SS: Bowden resigned, there were a lot of changes made and I was part of it. When I was designated for assignment, I had to make a decision about being a free agent again or signing back with the Nationals. My wife and I talked about it and I decided to try free agency.
TW: How long was it before you signed with the Mariners?
SS: They called me within the first couple of days and said they had a spot for me in Triple-A. This has worked out well for me, but it was a little rough at first. My wife was a month from having our son, so we flew home to Oklahoma. Fortunately, the Rainiers were scheduled to play in Oklahoma City on May 16-18, right after I got here. Our son was due to be born as we were flying in so I look at that as a gift from God, that he was born at home. Brownie (former manager Daren Brown) pitched me the first game, then I spent four days there with the family.
TW: At the beginning of your career you were primarily a starter, but since 2008 you’ve been mostly a reliever. Why did you change?
SS: I was a starter for the Angels, then the Nationals saw me as someone who could come out of the pen, because National League teams use more pitchers. I went back to starting again here at the beginning of the year until my injury, which is why I’m back to relieving now. I’ve proven that I can do either. (Shell was on the disabled list all of June and July with an elbow injury.)
TW: Which do you prefer?
SS: There’s pluses and minuses to both but I look at it as the same anymore. I’m trying to get guys out. When the coach calls your name from the pen you start stretching. When you’re starting you can prepare your mind, and prepare for that particular start, throw a bullpen, take your time.

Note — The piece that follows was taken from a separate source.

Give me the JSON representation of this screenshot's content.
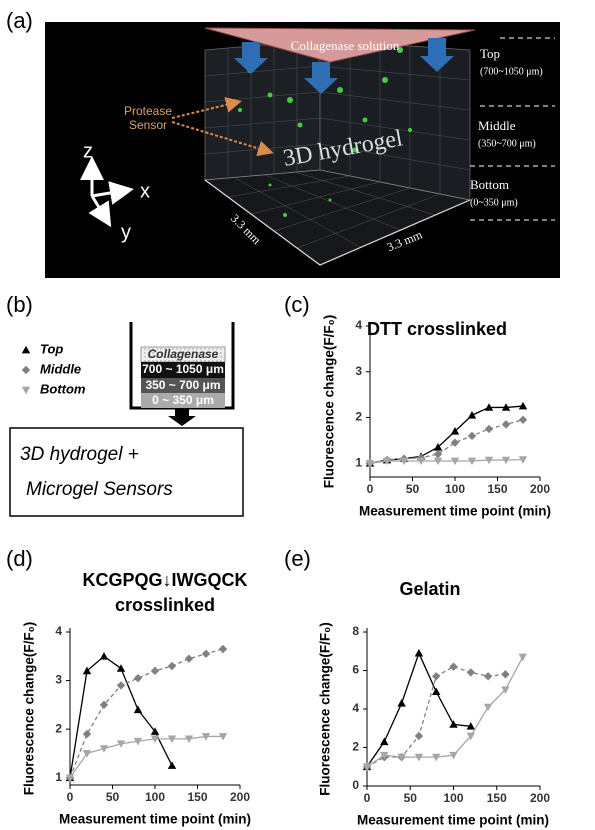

TW: Do you use the same pitches to get batters out doing both?
SS: My out-pitch pretty much depends on the batter. I’ve got four different pitches. I like my curve ball a lot. I throw it to both righties and lefties. I like to pitch to contact, throw strikes, not throw very many pitches. I like to let batters put the ball in play where the guys can field them. Strikeouts happen.

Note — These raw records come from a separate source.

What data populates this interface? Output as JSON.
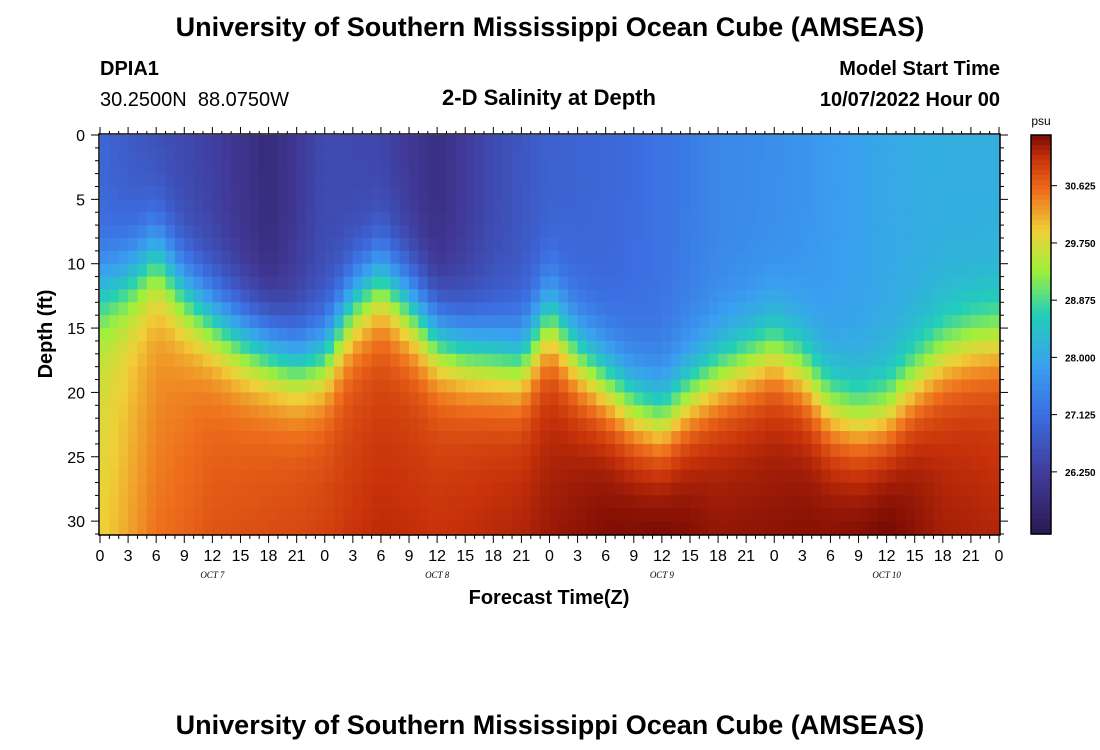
{
  "header": {
    "title": "University of Southern Mississippi Ocean Cube (AMSEAS)",
    "station_id": "DPIA1",
    "station_coords": "30.2500N  88.0750W",
    "plot_title": "2-D Salinity at Depth",
    "model_start_label": "Model Start Time",
    "model_start_value": "10/07/2022 Hour 00"
  },
  "footer": {
    "repeat_title": "University of Southern Mississippi Ocean Cube (AMSEAS)"
  },
  "chart_data": {
    "type": "heatmap",
    "title": "2-D Salinity at Depth",
    "xlabel": "Forecast Time(Z)",
    "ylabel": "Depth (ft)",
    "x_tick_labels": [
      "0",
      "3",
      "6",
      "9",
      "12",
      "15",
      "18",
      "21",
      "0",
      "3",
      "6",
      "9",
      "12",
      "15",
      "18",
      "21",
      "0",
      "3",
      "6",
      "9",
      "12",
      "15",
      "18",
      "21",
      "0",
      "3",
      "6",
      "9",
      "12",
      "15",
      "18",
      "21",
      "0"
    ],
    "x_range_hours": [
      0,
      96
    ],
    "day_labels": [
      {
        "text": "OCT 7",
        "hour": 12
      },
      {
        "text": "OCT 8",
        "hour": 36
      },
      {
        "text": "OCT 9",
        "hour": 60
      },
      {
        "text": "OCT 10",
        "hour": 84
      }
    ],
    "y_range_ft": [
      0,
      31
    ],
    "y_ticks": [
      0,
      5,
      10,
      15,
      20,
      25,
      30
    ],
    "y_tick_labels": [
      "0",
      "5",
      "10",
      "15",
      "20",
      "25",
      "30"
    ],
    "colorbar": {
      "unit": "psu",
      "range": [
        25.3,
        31.4
      ],
      "ticks": [
        26.25,
        27.125,
        28.0,
        28.875,
        29.75,
        30.625
      ],
      "tick_labels": [
        "26.250",
        "27.125",
        "28.000",
        "28.875",
        "29.750",
        "30.625"
      ]
    },
    "colors": {
      "low": "#2a1a52",
      "mid_low": "#3a8ef0",
      "mid": "#22cfb8",
      "mid_high": "#f0cf38",
      "high": "#7a0a04"
    },
    "profiles_note": "Salinity cross-section: fresher (lower psu) water near surface, saltier (higher psu) water at depth; halocline depth oscillates with time.",
    "halocline_depth_ft": {
      "hours": [
        0,
        3,
        6,
        9,
        12,
        15,
        18,
        21,
        24,
        27,
        30,
        33,
        36,
        39,
        42,
        45,
        48,
        51,
        54,
        57,
        60,
        63,
        66,
        69,
        72,
        75,
        78,
        81,
        84,
        87,
        90,
        93,
        96
      ],
      "values": [
        12,
        11,
        9,
        12,
        14,
        15.5,
        16.5,
        17.5,
        17,
        13,
        11,
        13,
        15.5,
        16.5,
        17,
        17.5,
        14,
        17,
        19,
        21,
        22,
        20,
        18.5,
        17.5,
        16.5,
        18,
        21,
        22,
        21.5,
        19,
        17,
        16,
        15.5
      ]
    },
    "surface_salinity_psu": {
      "hours": [
        0,
        6,
        12,
        18,
        24,
        30,
        36,
        42,
        48,
        54,
        60,
        66,
        72,
        78,
        84,
        90,
        96
      ],
      "values": [
        27.0,
        26.6,
        26.3,
        25.8,
        26.5,
        26.4,
        25.9,
        26.5,
        26.9,
        27.0,
        27.2,
        27.5,
        27.6,
        27.8,
        28.0,
        28.1,
        28.1
      ]
    },
    "bottom_salinity_psu": {
      "hours": [
        0,
        6,
        12,
        18,
        24,
        30,
        36,
        42,
        48,
        54,
        60,
        66,
        72,
        78,
        84,
        90,
        96
      ],
      "values": [
        29.6,
        30.2,
        30.5,
        30.6,
        30.7,
        30.8,
        30.8,
        30.9,
        31.0,
        31.2,
        31.3,
        31.1,
        31.1,
        31.2,
        31.3,
        31.0,
        30.9
      ]
    }
  }
}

TW: When you’re in the bullpen for most of the game, do you watch the batters to see what they do?
SS: Mostly I like to watch the umpires, see how they’re calling the game. I’m always going to pitch to my strength, and I really don’t know the batters and their weaknesses. So I can see if the umpires have a tight strike zone, and then I know where to pitch to get strikes. If they call to one side or the other, I know where to throw it. You have to throw strikes when you come in in relief especially when runners are on base.

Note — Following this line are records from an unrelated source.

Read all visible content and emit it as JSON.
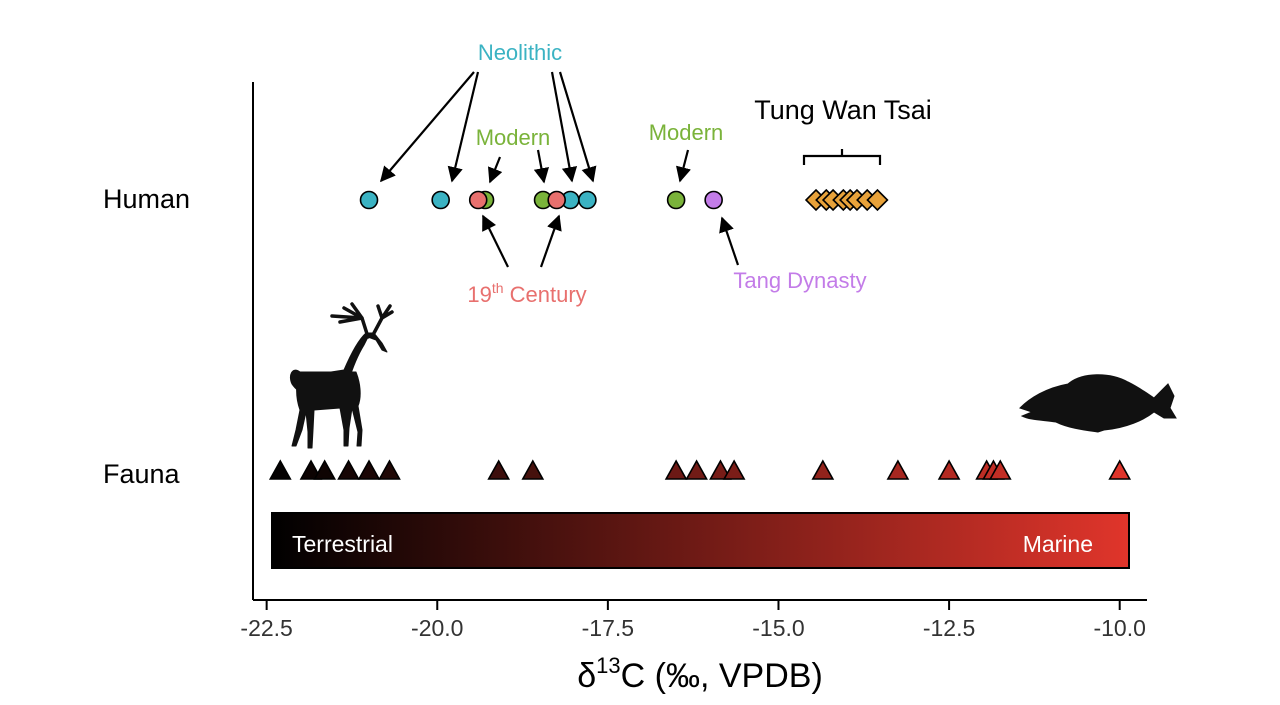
{
  "chart_data": {
    "type": "scatter",
    "xlabel": {
      "prefix": "δ",
      "sup": "13",
      "suffix": "C (‰, VPDB)"
    },
    "xlim": [
      -22.7,
      -9.6
    ],
    "xticks": [
      -22.5,
      -20.0,
      -17.5,
      -15.0,
      -12.5,
      -10.0
    ],
    "xtick_labels": [
      "-22.5",
      "-20.0",
      "-17.5",
      "-15.0",
      "-12.5",
      "-10.0"
    ],
    "categories": [
      "Human",
      "Fauna"
    ],
    "series": [
      {
        "name": "Neolithic",
        "color": "#3bb3c3",
        "marker": "circle",
        "row": "Human",
        "x": [
          -21.0,
          -19.95,
          -18.05,
          -17.8
        ]
      },
      {
        "name": "Modern",
        "color": "#7ab33a",
        "marker": "circle",
        "row": "Human",
        "x": [
          -19.3,
          -18.45,
          -16.5
        ]
      },
      {
        "name": "19th Century",
        "color": "#e8706e",
        "marker": "circle",
        "row": "Human",
        "x": [
          -19.4,
          -18.25
        ]
      },
      {
        "name": "Tang Dynasty",
        "color": "#c37ce8",
        "marker": "circle",
        "row": "Human",
        "x": [
          -15.95
        ]
      },
      {
        "name": "Tung Wan Tsai",
        "color": "#e8a23a",
        "marker": "diamond",
        "row": "Human",
        "x": [
          -14.45,
          -14.3,
          -14.2,
          -14.05,
          -13.95,
          -13.85,
          -13.7,
          -13.55
        ]
      },
      {
        "name": "Fauna",
        "marker": "triangle",
        "row": "Fauna",
        "x": [
          -22.3,
          -21.85,
          -21.65,
          -21.3,
          -21.0,
          -20.7,
          -19.1,
          -18.6,
          -16.5,
          -16.2,
          -15.85,
          -15.65,
          -14.35,
          -13.25,
          -12.5,
          -11.95,
          -11.85,
          -11.75,
          -10.0
        ]
      }
    ],
    "annotations": {
      "neolithic": "Neolithic",
      "modern_left": "Modern",
      "modern_right": "Modern",
      "century_base": "19",
      "century_sup": "th",
      "century_rest": " Century",
      "tang": "Tang Dynasty",
      "tung_wan_tsai": "Tung Wan Tsai"
    },
    "gradient_bar": {
      "left_label": "Terrestrial",
      "right_label": "Marine",
      "colors": [
        "#000000",
        "#e0352b"
      ]
    },
    "icons": [
      "deer-silhouette-icon",
      "fish-silhouette-icon"
    ]
  }
}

TW: You’ve had several minor injuries over the course of your career, but on July 26 last year you were hit in the face with a batted ball that fractured your right cheekbone. What do you remember about that?
SS: I don’t remember anything, just lying down on the ground. Not remembering what happened helped me to pitch again. Our trainer Tom Newburg came out and said, “Don’t move.” I couldn’t figure out why I couldn’t move because I felt fine. My wife and two-month-old-son flew out, and my parents came to help her. It took a long time to recover. I still have some numbness in my cheek. The batter called me at the hospital, and three of my teammates came to see me and prayed for me.
After I recovered I told the Mariners I wanted to play winter ball, and I went to Venezuela. Our current pitching coach, Jaime Navarro, was my pitching coach there. It was a great experience to play in another country.
TW: You’re only 27 but have you given any thought to what you might want to do after your playing days are over?
SS: I want to stay in baseball. I’d like to scout, maybe work my way up through the ranks to be an assistant to a general manager. I’m close to a scout back home. He takes me with him in the winter, teaches me about other parts of the game besides playing. I just love baseball and I want to stay in it as long as I can.